第6話


 姫昌学園は初等部から厳しい指導を受けていることもあって、殆どの生徒は品行方正で成績も良いのだ。


 その学力は都内でもトップレベルを誇っており、学年一位を維持することだって並大抵の努力で出来ることではない。

 はずなのに、それをあっさりと成し遂げてしまうのが筒井律という女だった。


 こちらがどれだけ背中を追いかけても指先すら触れさせて貰えずに、これまで悔しい思いを何度もしてきた。


 「では、今回の英語の小テストですが、上位3名の名前を発表します」


 本日一番最初の授業で受けさせられた英語のミニテストは、定期テスト程ではないとはいえ勿論成績に反映される。


 内容は十分に難しく、ちゃんと勉強してないと解けないようになっていた。蘭子も昨日夜遅くまで勉強したと言うのに、あまり自信がなかったのだ。

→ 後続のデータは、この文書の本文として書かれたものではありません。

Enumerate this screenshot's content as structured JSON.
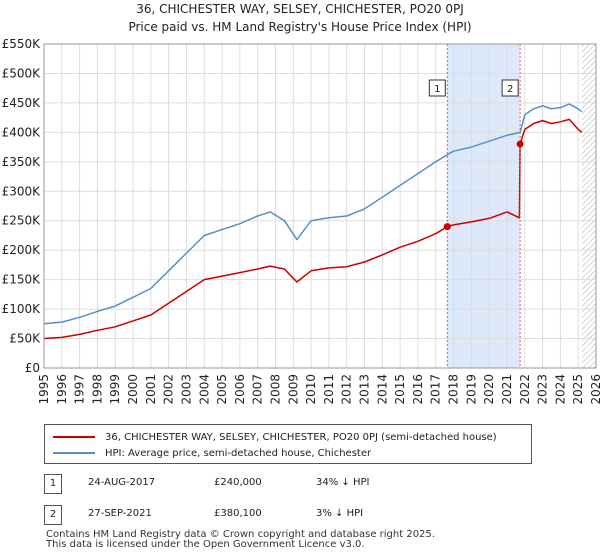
{
  "title": "36, CHICHESTER WAY, SELSEY, CHICHESTER, PO20 0PJ",
  "subtitle": "Price paid vs. HM Land Registry's House Price Index (HPI)",
  "colors": {
    "property": "#cc0000",
    "hpi": "#5b8ec9",
    "shade": "#dde8f8",
    "vline": "#e06060",
    "hatch": "#aaaaaa",
    "grid": "#dddddd"
  },
  "chart_data": {
    "type": "line",
    "title": "Price paid vs. HM Land Registry's House Price Index (HPI)",
    "xlabel": "",
    "ylabel": "",
    "xlim": [
      1995,
      2026
    ],
    "ylim": [
      0,
      550000
    ],
    "y_ticks": [
      0,
      50000,
      100000,
      150000,
      200000,
      250000,
      300000,
      350000,
      400000,
      450000,
      500000,
      550000
    ],
    "y_tick_labels": [
      "£0",
      "£50K",
      "£100K",
      "£150K",
      "£200K",
      "£250K",
      "£300K",
      "£350K",
      "£400K",
      "£450K",
      "£500K",
      "£550K"
    ],
    "x_ticks": [
      "1995",
      "1996",
      "1997",
      "1998",
      "1999",
      "2000",
      "2001",
      "2002",
      "2003",
      "2004",
      "2005",
      "2006",
      "2007",
      "2008",
      "2009",
      "2010",
      "2011",
      "2012",
      "2013",
      "2014",
      "2015",
      "2016",
      "2017",
      "2018",
      "2019",
      "2020",
      "2021",
      "2022",
      "2023",
      "2024",
      "2025",
      "2026"
    ],
    "shaded_period": [
      2017.65,
      2021.74
    ],
    "hatched_from": 2025.2,
    "series": [
      {
        "name": "36, CHICHESTER WAY, SELSEY, CHICHESTER, PO20 0PJ (semi-detached house)",
        "x": [
          1995,
          1996,
          1997,
          1998,
          1999,
          2000,
          2001,
          2002,
          2003,
          2004,
          2005,
          2006,
          2007,
          2007.7,
          2008.5,
          2009.2,
          2010,
          2011,
          2012,
          2013,
          2014,
          2015,
          2016,
          2017,
          2017.65,
          2018,
          2019,
          2020,
          2021,
          2021.7,
          2021.74,
          2022,
          2022.5,
          2023,
          2023.5,
          2024,
          2024.5,
          2025,
          2025.2
        ],
        "values": [
          50000,
          52000,
          57000,
          64000,
          70000,
          80000,
          90000,
          110000,
          130000,
          150000,
          156000,
          162000,
          168000,
          173000,
          168000,
          146000,
          165000,
          170000,
          172000,
          180000,
          192000,
          205000,
          215000,
          228000,
          240000,
          243000,
          248000,
          254000,
          265000,
          255000,
          380100,
          405000,
          415000,
          420000,
          415000,
          418000,
          422000,
          405000,
          400000
        ]
      },
      {
        "name": "HPI: Average price, semi-detached house, Chichester",
        "x": [
          1995,
          1996,
          1997,
          1998,
          1999,
          2000,
          2001,
          2002,
          2003,
          2004,
          2005,
          2006,
          2007,
          2007.7,
          2008.5,
          2009.2,
          2010,
          2011,
          2012,
          2013,
          2014,
          2015,
          2016,
          2017,
          2017.65,
          2018,
          2019,
          2020,
          2021,
          2021.74,
          2022,
          2022.5,
          2023,
          2023.5,
          2024,
          2024.5,
          2025,
          2025.2
        ],
        "values": [
          75000,
          78000,
          86000,
          96000,
          105000,
          120000,
          135000,
          165000,
          195000,
          225000,
          235000,
          245000,
          258000,
          265000,
          250000,
          218000,
          250000,
          255000,
          258000,
          270000,
          290000,
          310000,
          330000,
          350000,
          362000,
          368000,
          375000,
          385000,
          395000,
          400000,
          430000,
          440000,
          445000,
          440000,
          442000,
          448000,
          440000,
          435000
        ]
      }
    ],
    "annotations": [
      {
        "label": "1",
        "x": 2017.65,
        "value": 240000
      },
      {
        "label": "2",
        "x": 2021.74,
        "value": 380100
      }
    ]
  },
  "legend": {
    "property_label": "36, CHICHESTER WAY, SELSEY, CHICHESTER, PO20 0PJ (semi-detached house)",
    "hpi_label": "HPI: Average price, semi-detached house, Chichester"
  },
  "transactions": [
    {
      "num": "1",
      "date": "24-AUG-2017",
      "price": "£240,000",
      "hpi": "34% ↓ HPI"
    },
    {
      "num": "2",
      "date": "27-SEP-2021",
      "price": "£380,100",
      "hpi": "3% ↓ HPI"
    }
  ],
  "footer": {
    "line1": "Contains HM Land Registry data © Crown copyright and database right 2025.",
    "line2": "This data is licensed under the Open Government Licence v3.0."
  }
}
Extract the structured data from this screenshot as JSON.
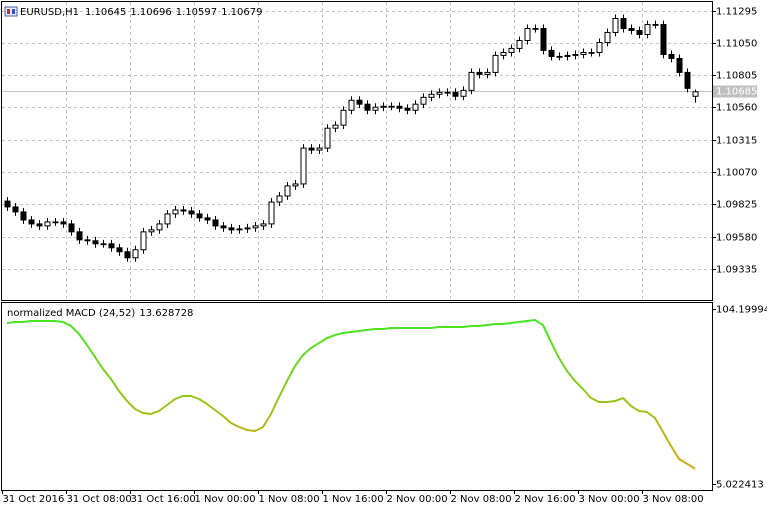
{
  "chart_data": [
    {
      "type": "candlestick",
      "title": "EURUSD,H1",
      "ylim": [
        1.091,
        1.1136
      ],
      "yticks": [
        1.11295,
        {
          "value": 1.1105,
          "label": "1.11050"
        },
        1.10805,
        {
          "value": 1.1056,
          "label": "1.10560"
        },
        1.10315,
        {
          "value": 1.1007,
          "label": "1.10070"
        },
        1.09825,
        {
          "value": 1.0958,
          "label": "1.09580"
        },
        1.09335
      ],
      "grid": true,
      "price_line": 1.10685,
      "up_color": "#ffffff",
      "down_color": "#000000",
      "wick_color": "#000000",
      "open": [
        1.0985,
        1.09806,
        1.09768,
        1.09707,
        1.09677,
        1.09662,
        1.09692,
        1.09692,
        1.09677,
        1.09617,
        1.09556,
        1.09549,
        1.09526,
        1.09526,
        1.09496,
        1.09466,
        1.0942,
        1.09481,
        1.09617,
        1.09632,
        1.09677,
        1.09753,
        1.09783,
        1.09775,
        1.09753,
        1.09723,
        1.09707,
        1.09662,
        1.09647,
        1.09632,
        1.09639,
        1.09647,
        1.09662,
        1.09677,
        1.09843,
        1.09889,
        1.09965,
        1.0998,
        1.10252,
        1.10237,
        1.10252,
        1.10403,
        1.10426,
        1.10539,
        1.10615,
        1.10585,
        1.10539,
        1.10562,
        1.10569,
        1.10569,
        1.10554,
        1.10539,
        1.10585,
        1.10637,
        1.1066,
        1.10675,
        1.10675,
        1.10645,
        1.1069,
        1.10826,
        1.10811,
        1.10826,
        1.10955,
        1.10977,
        1.11008,
        1.11068,
        1.11159,
        1.11159,
        1.10993,
        1.10947,
        1.10947,
        1.10955,
        1.10962,
        1.10977,
        1.10977,
        1.11053,
        1.11129,
        1.11235,
        1.11159,
        1.11144,
        1.11114,
        1.11189,
        1.11189,
        1.10962,
        1.10932,
        1.10826,
        1.10645
      ],
      "high": [
        1.0988,
        1.09836,
        1.09798,
        1.09737,
        1.09707,
        1.09722,
        1.09722,
        1.09722,
        1.09707,
        1.09647,
        1.09586,
        1.09579,
        1.09556,
        1.09556,
        1.09526,
        1.09496,
        1.09511,
        1.09647,
        1.09662,
        1.09707,
        1.09783,
        1.09813,
        1.09813,
        1.09805,
        1.09783,
        1.09753,
        1.09737,
        1.09692,
        1.09677,
        1.09669,
        1.09677,
        1.09692,
        1.09707,
        1.09873,
        1.09919,
        1.09995,
        1.1001,
        1.10282,
        1.10282,
        1.10282,
        1.10433,
        1.10456,
        1.10569,
        1.10645,
        1.10645,
        1.10615,
        1.10592,
        1.10599,
        1.10599,
        1.10599,
        1.10584,
        1.10615,
        1.10667,
        1.1069,
        1.10705,
        1.10705,
        1.10705,
        1.1072,
        1.10856,
        1.10856,
        1.10856,
        1.10985,
        1.11007,
        1.11038,
        1.11098,
        1.11189,
        1.11189,
        1.11189,
        1.11023,
        1.10977,
        1.10985,
        1.10992,
        1.11007,
        1.11007,
        1.11083,
        1.11159,
        1.11265,
        1.11265,
        1.11189,
        1.11174,
        1.11219,
        1.11219,
        1.11219,
        1.10992,
        1.10962,
        1.10856,
        1.10696
      ],
      "low": [
        1.09776,
        1.09738,
        1.09677,
        1.09647,
        1.09632,
        1.09632,
        1.09662,
        1.09647,
        1.09587,
        1.09526,
        1.09519,
        1.09496,
        1.09496,
        1.09466,
        1.09436,
        1.0939,
        1.0939,
        1.09451,
        1.09587,
        1.09602,
        1.09647,
        1.09723,
        1.09745,
        1.09723,
        1.09693,
        1.09677,
        1.09632,
        1.09617,
        1.09602,
        1.09602,
        1.09609,
        1.09617,
        1.09632,
        1.09647,
        1.09813,
        1.09859,
        1.09935,
        1.0995,
        1.10207,
        1.10207,
        1.10222,
        1.10373,
        1.10396,
        1.10509,
        1.10555,
        1.10509,
        1.10509,
        1.10532,
        1.10539,
        1.10524,
        1.10509,
        1.10509,
        1.10555,
        1.10607,
        1.1063,
        1.10645,
        1.10615,
        1.10615,
        1.1066,
        1.10781,
        1.10781,
        1.10796,
        1.10925,
        1.10947,
        1.10978,
        1.11038,
        1.11129,
        1.10963,
        1.10917,
        1.10917,
        1.10917,
        1.10925,
        1.10932,
        1.10947,
        1.10947,
        1.11023,
        1.11099,
        1.11129,
        1.11114,
        1.11084,
        1.11084,
        1.11159,
        1.10932,
        1.10902,
        1.10796,
        1.10675,
        1.10597
      ],
      "close": [
        1.09806,
        1.09768,
        1.09707,
        1.09677,
        1.09662,
        1.09692,
        1.09692,
        1.09677,
        1.09617,
        1.09556,
        1.09549,
        1.09526,
        1.09526,
        1.09496,
        1.09466,
        1.0942,
        1.09481,
        1.09617,
        1.09632,
        1.09677,
        1.09753,
        1.09783,
        1.09775,
        1.09753,
        1.09723,
        1.09707,
        1.09662,
        1.09647,
        1.09632,
        1.09639,
        1.09647,
        1.09662,
        1.09677,
        1.09843,
        1.09889,
        1.09965,
        1.0998,
        1.10252,
        1.10237,
        1.10252,
        1.10403,
        1.10426,
        1.10539,
        1.10615,
        1.10585,
        1.10539,
        1.10562,
        1.10569,
        1.10569,
        1.10554,
        1.10539,
        1.10585,
        1.10637,
        1.1066,
        1.10675,
        1.10675,
        1.10645,
        1.1069,
        1.10826,
        1.10811,
        1.10826,
        1.10955,
        1.10977,
        1.11008,
        1.11068,
        1.11159,
        1.11159,
        1.10993,
        1.10947,
        1.10947,
        1.10955,
        1.10962,
        1.10977,
        1.10977,
        1.11053,
        1.11129,
        1.11235,
        1.11159,
        1.11144,
        1.11114,
        1.11189,
        1.11189,
        1.10962,
        1.10932,
        1.10826,
        1.10705,
        1.10679
      ]
    },
    {
      "type": "line",
      "categories": [
        "31 Oct 2016",
        null,
        null,
        null,
        null,
        null,
        null,
        null,
        "31 Oct 08:00",
        null,
        null,
        null,
        null,
        null,
        null,
        null,
        "31 Oct 16:00",
        null,
        null,
        null,
        null,
        null,
        null,
        null,
        "1 Nov 00:00",
        null,
        null,
        null,
        null,
        null,
        null,
        null,
        "1 Nov 08:00",
        null,
        null,
        null,
        null,
        null,
        null,
        null,
        "1 Nov 16:00",
        null,
        null,
        null,
        null,
        null,
        null,
        null,
        "2 Nov 00:00",
        null,
        null,
        null,
        null,
        null,
        null,
        null,
        "2 Nov 08:00",
        null,
        null,
        null,
        null,
        null,
        null,
        null,
        "2 Nov 16:00",
        null,
        null,
        null,
        null,
        null,
        null,
        null,
        "3 Nov 00:00",
        null,
        null,
        null,
        null,
        null,
        null,
        null,
        "3 Nov 08:00",
        null,
        null,
        null,
        null,
        null,
        null
      ],
      "ylim": [
        1.6,
        108.2
      ],
      "yticks": [
        104.199944,
        5.022413
      ],
      "grid": false,
      "gradient": [
        "#33ee22",
        "#f0a010"
      ],
      "series": [
        {
          "name": "normalized MACD (24,52)",
          "values": [
            96.27,
            96.83,
            96.83,
            97.4,
            97.4,
            97.4,
            97.4,
            96.83,
            94.57,
            90.03,
            83.8,
            77.0,
            70.2,
            64.53,
            57.73,
            52.06,
            47.53,
            45.26,
            44.7,
            46.4,
            49.8,
            53.2,
            54.9,
            54.9,
            53.2,
            50.36,
            46.96,
            43.56,
            39.6,
            37.33,
            35.63,
            35.06,
            37.33,
            44.7,
            54.33,
            63.4,
            71.9,
            78.13,
            82.1,
            84.93,
            87.77,
            89.47,
            90.6,
            91.17,
            91.73,
            92.3,
            92.87,
            92.87,
            93.43,
            93.43,
            93.43,
            93.43,
            93.43,
            93.43,
            94.0,
            94.0,
            94.0,
            94.0,
            94.57,
            94.57,
            95.13,
            95.7,
            95.7,
            96.27,
            96.83,
            97.4,
            97.97,
            95.13,
            85.5,
            76.43,
            69.07,
            63.4,
            58.86,
            53.76,
            51.5,
            51.5,
            52.06,
            53.76,
            49.23,
            46.4,
            45.83,
            42.43,
            34.5,
            26.56,
            19.2,
            16.5,
            13.628728
          ]
        }
      ]
    }
  ]
}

 昼休み中に教室内に顔を出した英語教諭によって、返却された答案用紙。


 「……よし」


 どうやら取り越し苦労だったようで、蘭子の点数は98点。十分に良い成績を収めることが出来ていた。


 昨日勉強した甲斐があったと、心の中でガッツポーズをする。

 どうせ律は満点だろうから、蘭子は彼女に続いて2位だろう。


 いつも1位と2位は変わらず、3位がこまめに入れ替わるだけの成績発表は代わり映えがないのだ。


 「3位は98点の央咲蘭子さん」

 「え……」

 

 皆が驚いたように、教室内がザワザワとし始める。

 突然落とされた衝撃発言に、蘭子も口をぽかんと開けながら98点の答案用紙を見つめていた。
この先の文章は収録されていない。